If you haven’t seen (or read) Ready Player One yet, but you plan to, you might want to take your eyeballs elsewhere. My question has to do with something meant to be a Woot! Woot! kind of surprise and you’ll just spoil it for yourself. Also, this is the first post, so I’ll list my question under the spoiler tag, but no one who responds below needs to bother doing so since it’s now established. “Aye, Captain! There be spoilers ahead!” K, Spoiler: Yada Yada Yada I watched Ready Player One tonigjt. A large part of the fun of this story is the plethora of pop culture references and characters from franchises across the board. I could be wrong, but out of all these characters shown (that I recognized) , there was only 1 not true to its physical appearance in any knowing form. I’m sure by now you know who I’m talking about - it’s the MechaGodzilla in the final battle. I was pumped when he showed up, but just for a second. I wanted to enjoy it, but of course we take this more seriously than people in their right-minds. But My Question - does anyone know the reason why MG was the only character not faithful to any og material? My first inclination jumps to Toho and the difficulty obtaining licensing, but it’s kinda presumptive. I just find it interesting (and disappointing to what could have been on screen) that MG seemed to be the Only character out of hundreds where getting approval wasn’t possible, and that Toho would instead okay this Michael Bay Transformers-like MG... Might it be that Legendary has those permissions right now and they wouldn’t budge?.. I’m Very curious , if anyone happens to know. Thank ya kindly.
I don't think I'm going to bother watching it but apparently in the book... Spoiler the big powerful device that helps the hero win the day is the Beta Capsule and Ultraman shows up. I've read some of the passages and the character returning the Beta Capsule to the greatful Japanese characters is cringeworthy at best. Since I found out that Ultraman isn't in the movie I'm just gonna give it a pass.
Yeah @TattooDougHardy , no Ultra Man. There were a good number of unnecessary differences from the book, but I still enjoyed it and some of the new additions were actually fun considering they were unexpected. Much does fall short, especially with so much meat condensed to a glance. I was pleasantly surprised at some of the scenes that I never thought could be done worthy by visual media tho. When that first race kicked off, I felt like like I’d just drank a whole case of TAB
I fastened my seatbelt, and enjoyed the entire damn movie. Big movies like this that I’m excited about, and that i know my daughter is as well... i have to see it twice... once by myself, and then i take her for the second round. She’s still young where she does her best to sit still but her attention span might not keep her glued into the movie... for episode 7 it was good because i got to see it twice... this method sucked for episode 8, as i was like god damn it i have to sit through this movie again. But RPO... I’m ready to see it again. Such fun!

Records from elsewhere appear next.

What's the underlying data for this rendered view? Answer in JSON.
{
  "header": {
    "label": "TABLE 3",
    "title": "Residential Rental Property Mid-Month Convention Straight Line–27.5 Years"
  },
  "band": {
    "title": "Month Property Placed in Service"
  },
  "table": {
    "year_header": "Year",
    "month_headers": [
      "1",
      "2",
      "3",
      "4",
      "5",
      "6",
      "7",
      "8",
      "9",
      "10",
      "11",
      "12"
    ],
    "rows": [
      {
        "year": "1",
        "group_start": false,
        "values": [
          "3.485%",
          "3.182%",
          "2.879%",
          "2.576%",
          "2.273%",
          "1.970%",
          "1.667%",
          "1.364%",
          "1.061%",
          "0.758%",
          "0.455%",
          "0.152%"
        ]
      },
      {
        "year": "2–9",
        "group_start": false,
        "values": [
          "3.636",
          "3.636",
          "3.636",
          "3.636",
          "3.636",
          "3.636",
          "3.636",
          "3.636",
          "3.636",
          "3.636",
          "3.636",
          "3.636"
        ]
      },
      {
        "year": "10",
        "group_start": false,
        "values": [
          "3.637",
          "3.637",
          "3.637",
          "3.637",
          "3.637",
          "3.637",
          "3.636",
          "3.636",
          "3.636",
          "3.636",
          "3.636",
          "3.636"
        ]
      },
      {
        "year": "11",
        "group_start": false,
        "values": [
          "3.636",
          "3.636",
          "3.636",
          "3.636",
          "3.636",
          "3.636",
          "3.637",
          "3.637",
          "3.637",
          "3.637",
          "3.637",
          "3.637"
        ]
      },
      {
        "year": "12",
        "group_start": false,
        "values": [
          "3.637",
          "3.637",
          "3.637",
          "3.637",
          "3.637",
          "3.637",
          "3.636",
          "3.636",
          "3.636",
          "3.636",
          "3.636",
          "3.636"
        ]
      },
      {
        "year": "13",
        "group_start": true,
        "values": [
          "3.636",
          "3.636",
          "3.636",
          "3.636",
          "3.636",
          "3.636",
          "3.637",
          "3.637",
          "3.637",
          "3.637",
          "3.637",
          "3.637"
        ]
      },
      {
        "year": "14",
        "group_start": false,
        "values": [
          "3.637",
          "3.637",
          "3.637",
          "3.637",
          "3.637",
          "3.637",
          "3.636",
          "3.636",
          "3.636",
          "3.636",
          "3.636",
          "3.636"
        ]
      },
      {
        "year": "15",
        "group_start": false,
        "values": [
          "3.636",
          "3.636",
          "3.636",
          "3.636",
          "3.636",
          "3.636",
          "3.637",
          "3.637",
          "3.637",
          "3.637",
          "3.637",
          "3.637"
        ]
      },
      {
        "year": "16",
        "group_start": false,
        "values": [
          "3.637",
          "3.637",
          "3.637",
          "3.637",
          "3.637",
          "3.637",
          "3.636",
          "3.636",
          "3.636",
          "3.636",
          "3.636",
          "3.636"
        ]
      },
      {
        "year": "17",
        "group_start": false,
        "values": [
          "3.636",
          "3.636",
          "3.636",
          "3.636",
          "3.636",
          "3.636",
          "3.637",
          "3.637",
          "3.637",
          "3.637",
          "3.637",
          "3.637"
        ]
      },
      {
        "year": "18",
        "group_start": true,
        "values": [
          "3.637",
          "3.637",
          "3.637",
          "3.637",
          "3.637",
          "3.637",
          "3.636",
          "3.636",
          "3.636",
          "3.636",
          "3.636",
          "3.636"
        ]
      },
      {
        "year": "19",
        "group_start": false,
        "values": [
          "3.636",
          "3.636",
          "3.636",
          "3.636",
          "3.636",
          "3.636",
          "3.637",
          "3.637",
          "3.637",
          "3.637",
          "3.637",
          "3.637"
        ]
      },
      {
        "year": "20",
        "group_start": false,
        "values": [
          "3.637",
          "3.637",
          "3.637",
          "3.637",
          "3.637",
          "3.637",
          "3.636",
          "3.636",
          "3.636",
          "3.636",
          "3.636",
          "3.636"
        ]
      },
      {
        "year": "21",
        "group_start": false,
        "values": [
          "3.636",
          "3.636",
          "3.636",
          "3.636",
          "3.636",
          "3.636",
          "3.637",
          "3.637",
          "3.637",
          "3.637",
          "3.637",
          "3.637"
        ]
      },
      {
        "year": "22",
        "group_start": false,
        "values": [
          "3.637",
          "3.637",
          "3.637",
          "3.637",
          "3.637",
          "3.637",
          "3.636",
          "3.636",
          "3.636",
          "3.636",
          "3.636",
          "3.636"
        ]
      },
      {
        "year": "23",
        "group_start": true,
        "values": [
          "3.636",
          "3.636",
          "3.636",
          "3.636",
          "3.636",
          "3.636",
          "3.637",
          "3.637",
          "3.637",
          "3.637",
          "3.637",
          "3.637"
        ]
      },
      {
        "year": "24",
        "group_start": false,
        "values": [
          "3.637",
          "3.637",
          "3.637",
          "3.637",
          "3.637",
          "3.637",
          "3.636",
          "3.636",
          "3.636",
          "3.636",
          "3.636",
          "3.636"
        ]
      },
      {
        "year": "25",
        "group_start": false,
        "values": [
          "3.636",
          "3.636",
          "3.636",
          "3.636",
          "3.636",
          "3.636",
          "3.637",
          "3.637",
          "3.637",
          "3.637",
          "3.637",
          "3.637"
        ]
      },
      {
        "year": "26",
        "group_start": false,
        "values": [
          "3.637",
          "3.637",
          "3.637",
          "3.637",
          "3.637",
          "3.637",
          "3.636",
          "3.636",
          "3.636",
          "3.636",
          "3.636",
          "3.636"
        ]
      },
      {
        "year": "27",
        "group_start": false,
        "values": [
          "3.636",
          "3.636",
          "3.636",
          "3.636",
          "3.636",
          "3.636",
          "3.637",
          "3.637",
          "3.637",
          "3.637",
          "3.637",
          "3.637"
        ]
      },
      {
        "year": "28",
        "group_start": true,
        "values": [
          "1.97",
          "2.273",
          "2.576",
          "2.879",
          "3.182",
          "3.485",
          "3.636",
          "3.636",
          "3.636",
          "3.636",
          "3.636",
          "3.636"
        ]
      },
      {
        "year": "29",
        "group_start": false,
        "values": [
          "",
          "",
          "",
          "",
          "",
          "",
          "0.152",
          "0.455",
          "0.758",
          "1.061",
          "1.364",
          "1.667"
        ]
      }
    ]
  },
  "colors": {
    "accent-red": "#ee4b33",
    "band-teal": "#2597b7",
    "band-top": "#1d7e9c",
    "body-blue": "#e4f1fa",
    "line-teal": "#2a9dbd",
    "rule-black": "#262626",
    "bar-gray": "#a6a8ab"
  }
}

boon, there were some minor and major liberties taken with many "imported" characters in the movie, MG was just the one you recognized. There have been at least a four major versions of him over the last 40+ years and some minor variations. The CG artists changed the design to make it work for what they were trying to accomplish in the movie, action-wise. On the other side of that fight, they did the same thing with Gundam's design.
I really need to watch a lot of this movie at half speed, or slower, to catch all the awesomeness. I was barely pulled out by the MG thing but overall it didn't bother me too much. I felt the movie was a really good adaptation. The book speaks to a specific 80's nostalgia and gamer audiences. They did a good job of giving it mass appeal, and understanding, without ruining it for those audiences, or as a movie in general. I just about lost my shit when: Spoiler I saw the back of Harryhausen's Cyclops in a wide shot though
Read the book. The book is mindblowing. Movie good but forgetable. This is one book that hits on all the marks.